5 Ocak 2010 Salı

361

5 Ocak 2010

Kurumsal yerler, kalabalık ofisler ve aslında denk geldik dediğimiz birçok şey aslında denk gelinmiyor,belki de diyim de, bundan sonra yazacaklarımdan dolayı, bana beyaz gömleğimi güzelce giydirip,kendi etrafımda 360 derece döndürüp, doğruca bakırköy'e gönderilmeyeyim. Aile dizimi mantıgında burda bir hayat paylaşarak, yaşarken mi çözülüyoruz? dersiniz.

Bu sabah,yasadıgım bir olay ile kafamda birçok sey çözüldü gibi oldu. Kaç zamandır bir arakdaşımın ellerine bakıp, amcamın kızının ellerine benzetiyorum, onda gördüğüm olumlu duygular ve olumsuz duygular birebir aynı, biri delice yüzerken diğeri off road'cu, aslında iyi ama bir okadar da hırs belirtileri hakim. Tam anlayamadım ve çözmedim, çünkü iş ilşkim dışında uzağında durmaktayım, bunun en başlıca nedeni de, Didem tecrübem.

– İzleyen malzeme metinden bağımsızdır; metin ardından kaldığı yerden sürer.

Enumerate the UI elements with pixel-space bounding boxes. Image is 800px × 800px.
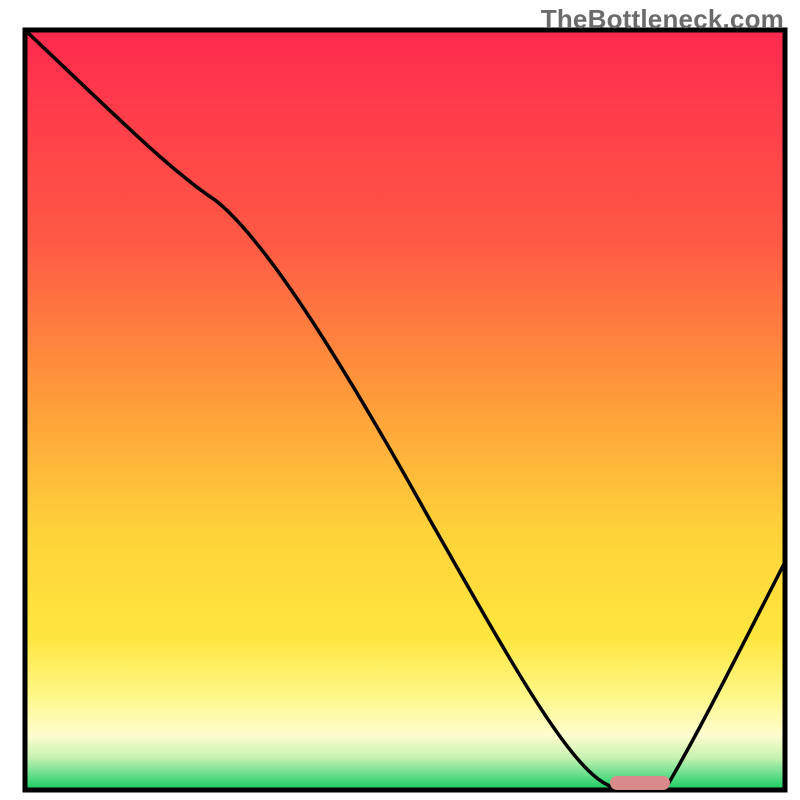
watermark-text: TheBottleneck.com (541, 4, 784, 35)
bottleneck-plot (0, 0, 800, 800)
heat-gradient-bg (27, 32, 783, 788)
plateau-marker (610, 776, 670, 790)
chart-container: TheBottleneck.com (0, 0, 800, 800)
plot-area (25, 30, 785, 790)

Dünya üzerindeki iki farklı ancak fiziksel olarakda benzerlik gösteren bu insanların yaptıkları ve benim onları kesişim kümesi olmam, tesadüf mü?

Sevgili Burak Evren case'i ağzından bile, kaçırarak beni eşindeki inatçıklıkla karşılaştırması, Ayşegül'e 3 yasındaki kızı muamelesi yapıp, aslında Ayşegül'de olmayan ancak, bir iki heyecanlı hareketini baz alıp, yargısız infazlar yapılması.
Halam!a bakan kişilerden bize fiziksel olarak benzeyenlere daha çok güveniyor hissinde olmam, babamı fiziksel olarak andıran kişiye kapılmam, gibi.

Birde fiziksel benzemeyeyip, his, algı olarak sende iz bırakıp, evet bir anda sevdim dediklerim hatta ilk görüşte aşık olduklarımın sihirini henüz çözemedim. Şarkız sözlerini yazısşından ruhunu çözdüğüm belki gündelik yaşamda hiç memnum olmayacağım, bir şahsiyeti hep rüyamda görmem.

Beynimiz gün içinde herseyin seçmeden istisnasız herseyin resmin çekiyor, sonra da bunlar rüyada tuhaf hikayelerde yer alıyor, bilincaltı filan da yok, gibi bir açıklama ne rahatlatıcı. Hiç birşey kayıtlara geçmiyor. Nam'ı değer off the record!